Of course, many people still have a long way to go when it comes to building an adequate emergency fund. If you’re worried about not having enough money in savings yet, you are not alone. According to the Federal Reserve, 32% of American adults did not have enough savings to cover a $400 unexpected expense in 2021.
If you need to grow your savings, updating your budget might be a good place to start depending on your situation. Cutting expenses can often free up extra cash that you can use to create a financial cushion for yourself. You might also look for ways to earn additional income (e.g., asking for a raise, working a side gig, selling unwanted items, etc.) and use any extra money you earn to increase your savings as well.
Slick Tip: Consider putting your emergency fund in a high-yield savings account that’s separate from your regular bank. With a high-yield account you could earn higher interest, and keeping the money with a different financial institution might help reduce the temptation to spend it on non-emergency expenses.
4. Avoid Panic With Long-Term Investments
The stock market can behave in unsettling ways during a recession. It’s normal to worry about your 401(k) losing money, along with your other investments. Yet it’s important not to panic and make rash decisions where those investments are concerned. Depending on your situation, it might be best to leave your investments alone and ride out the wave until the market rebounds — especially if you don’t plan to retire anytime soon.

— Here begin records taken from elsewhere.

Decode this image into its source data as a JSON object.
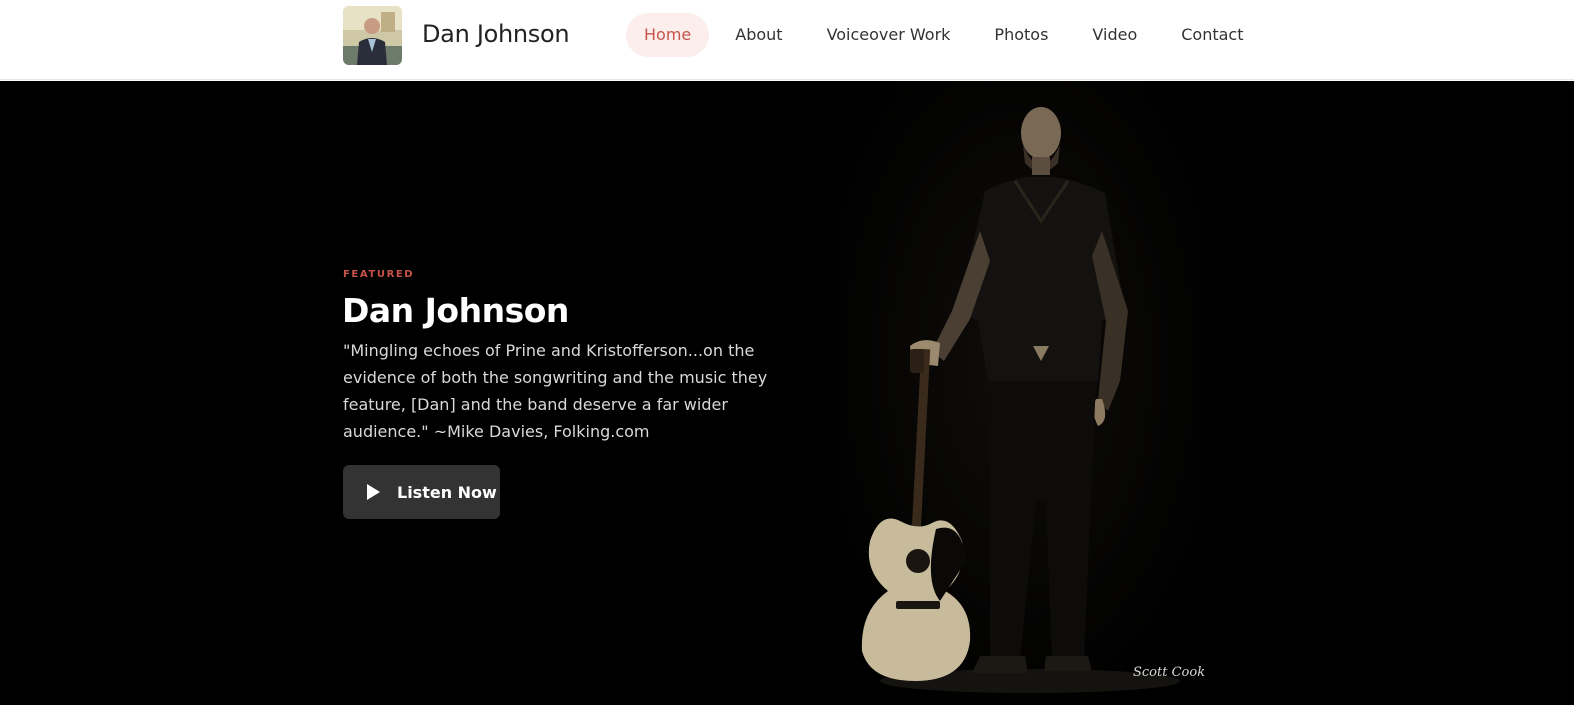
{
  "header": {
    "site_title": "Dan Johnson",
    "logo_icon": "portrait-thumbnail"
  },
  "nav": {
    "items": [
      {
        "label": "Home",
        "active": true
      },
      {
        "label": "About",
        "active": false
      },
      {
        "label": "Voiceover Work",
        "active": false
      },
      {
        "label": "Photos",
        "active": false
      },
      {
        "label": "Video",
        "active": false
      },
      {
        "label": "Contact",
        "active": false
      }
    ]
  },
  "hero": {
    "eyebrow": "FEATURED",
    "title": "Dan Johnson",
    "quote": "\"Mingling echoes of Prine and Kristofferson...on the evidence of both the songwriting and the music they feature, [Dan] and the band deserve a far wider audience.\" ~Mike Davies, Folking.com",
    "cta_label": "Listen Now",
    "cta_icon": "play-icon",
    "photo_signature": "Scott Cook"
  },
  "colors": {
    "accent": "#c8534a",
    "nav_active_bg": "#fdeeee",
    "hero_bg": "#000000",
    "button_bg": "#333333"
  }
}
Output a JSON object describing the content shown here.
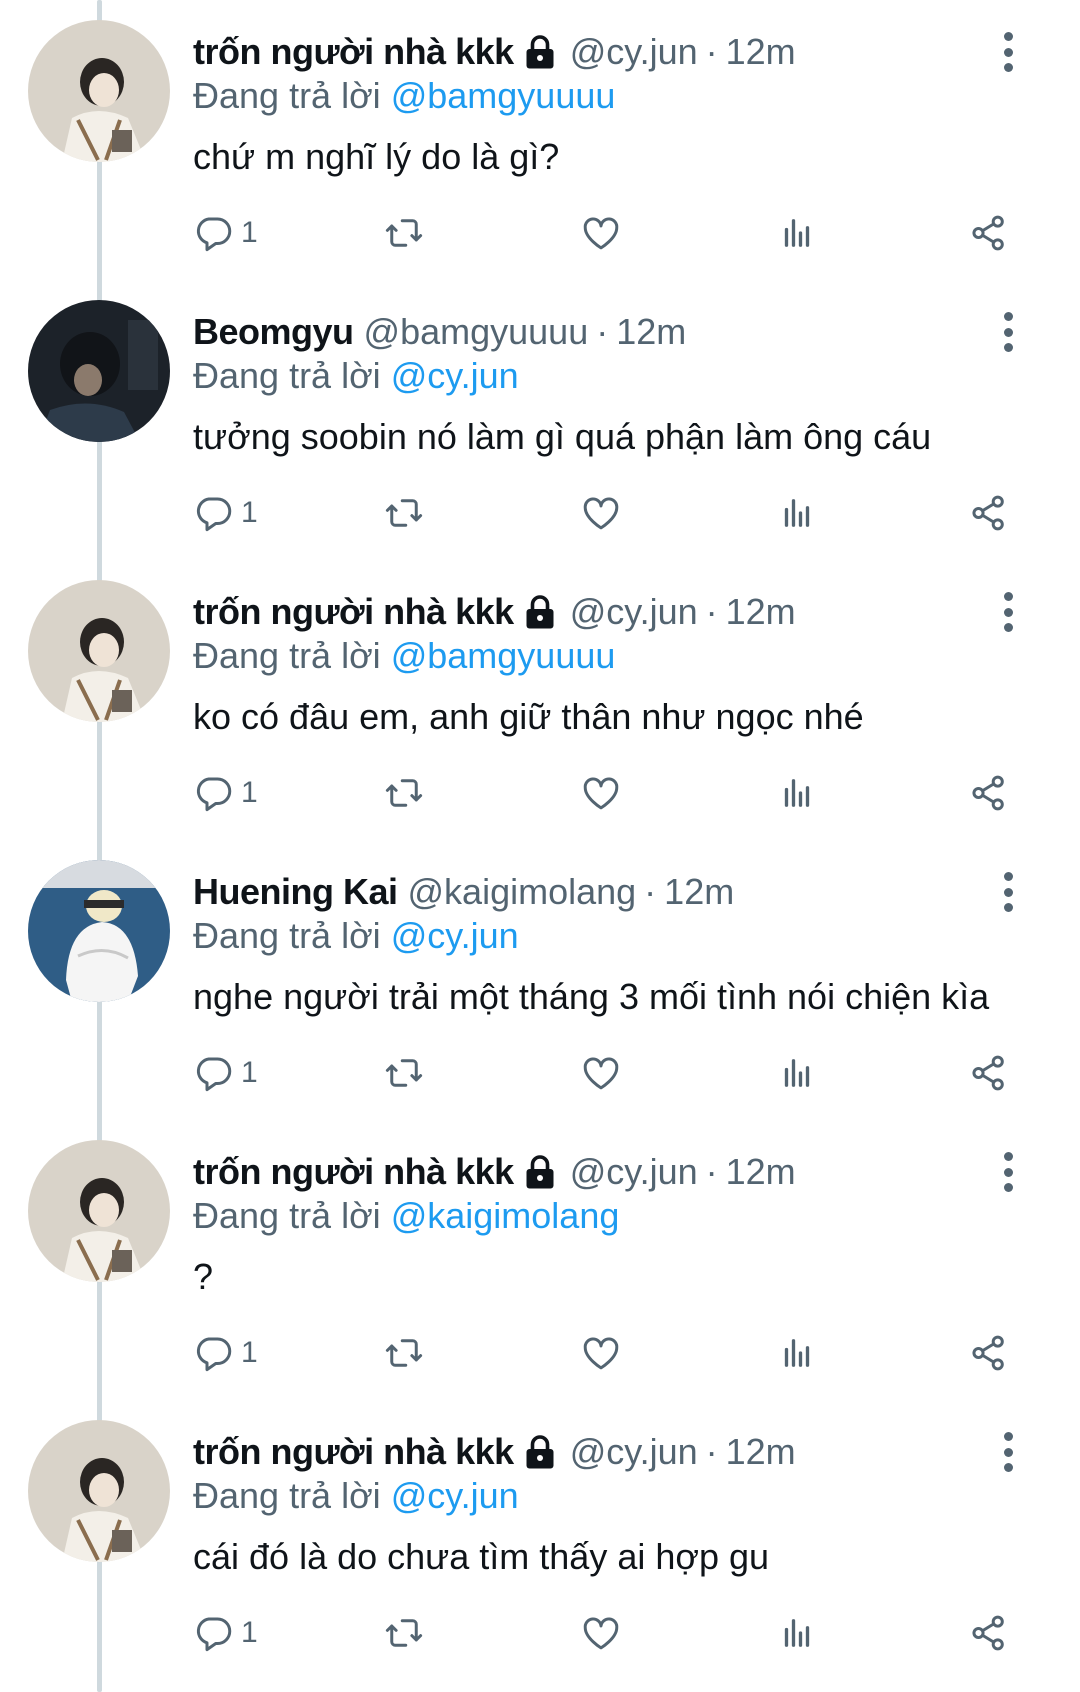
{
  "colors": {
    "text_primary": "#0f1419",
    "text_secondary": "#536471",
    "link": "#1d9bf0",
    "thread_line": "#cfd9de"
  },
  "icons": {
    "reply": "reply-icon",
    "retweet": "retweet-icon",
    "like": "heart-icon",
    "views": "analytics-icon",
    "share": "share-icon",
    "more": "more-dots-icon",
    "protected": "lock-icon"
  },
  "tweets": [
    {
      "name": "trốn người nhà kkk",
      "protected": true,
      "handle": "@cy.jun",
      "separator": "·",
      "time": "12m",
      "reply_prefix": "Đang trả lời",
      "reply_to": "@bamgyuuuu",
      "text": "chứ m nghĩ lý do là gì?",
      "reply_count": "1"
    },
    {
      "name": "Beomgyu",
      "protected": false,
      "handle": "@bamgyuuuu",
      "separator": "·",
      "time": "12m",
      "reply_prefix": "Đang trả lời",
      "reply_to": "@cy.jun",
      "text": "tưởng soobin nó làm gì quá phận làm ông cáu",
      "reply_count": "1"
    },
    {
      "name": "trốn người nhà kkk",
      "protected": true,
      "handle": "@cy.jun",
      "separator": "·",
      "time": "12m",
      "reply_prefix": "Đang trả lời",
      "reply_to": "@bamgyuuuu",
      "text": "ko có đâu em, anh giữ thân như ngọc nhé",
      "reply_count": "1"
    },
    {
      "name": "Huening Kai",
      "protected": false,
      "handle": "@kaigimolang",
      "separator": "·",
      "time": "12m",
      "reply_prefix": "Đang trả lời",
      "reply_to": "@cy.jun",
      "text": "nghe người trải một tháng 3 mối tình nói chiện kìa",
      "reply_count": "1"
    },
    {
      "name": "trốn người nhà kkk",
      "protected": true,
      "handle": "@cy.jun",
      "separator": "·",
      "time": "12m",
      "reply_prefix": "Đang trả lời",
      "reply_to": "@kaigimolang",
      "text": "?",
      "reply_count": "1"
    },
    {
      "name": "trốn người nhà kkk",
      "protected": true,
      "handle": "@cy.jun",
      "separator": "·",
      "time": "12m",
      "reply_prefix": "Đang trả lời",
      "reply_to": "@cy.jun",
      "text": "cái đó là do chưa tìm thấy ai hợp gu",
      "reply_count": "1"
    }
  ]
}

If you work with a financial advisor, the best time to talk to them is now — before a recession begins (depending on what the future holds). A trusted financial advisor can make sure you’re on track to reach your financial goals and can help you figure out if your portfolio’s diversification strategy could use any updates.
5. Check Your Credit
Good credit can be a valuable financial asset. Most people know that a good credit score makes it easier to qualify for competitive financing offers from lenders and credit card companies. Yet not only can good credit save you money in the form of lower interest rates and fees, but it might also help you save money on insurance premiums, utility deposits, and more.
Because your credit matters so much, it’s wise to make a habit of checking your three credit reports frequently. The Fair Credit Reporting Act (FCRA) gives you the right to claim a free credit report from Equifax®, TransUnion®, and Experian™ once every 12 months. (Visit AnnualCreditReport.com to claim your free reports.) During the COVID-19 pandemic, you can also check your credit reports for free every week, though this offer is set to expire on December 31, 2022.
Reviewing your credit reports often can help you make sure they stay in the best shape possible. Taking this initiative may also help you discover potential problems like fraud or credit reporting errors right away if they happen to you. Knowing that you have good credit that you can rely on when you need it can be reassuring, especially during uncertain times.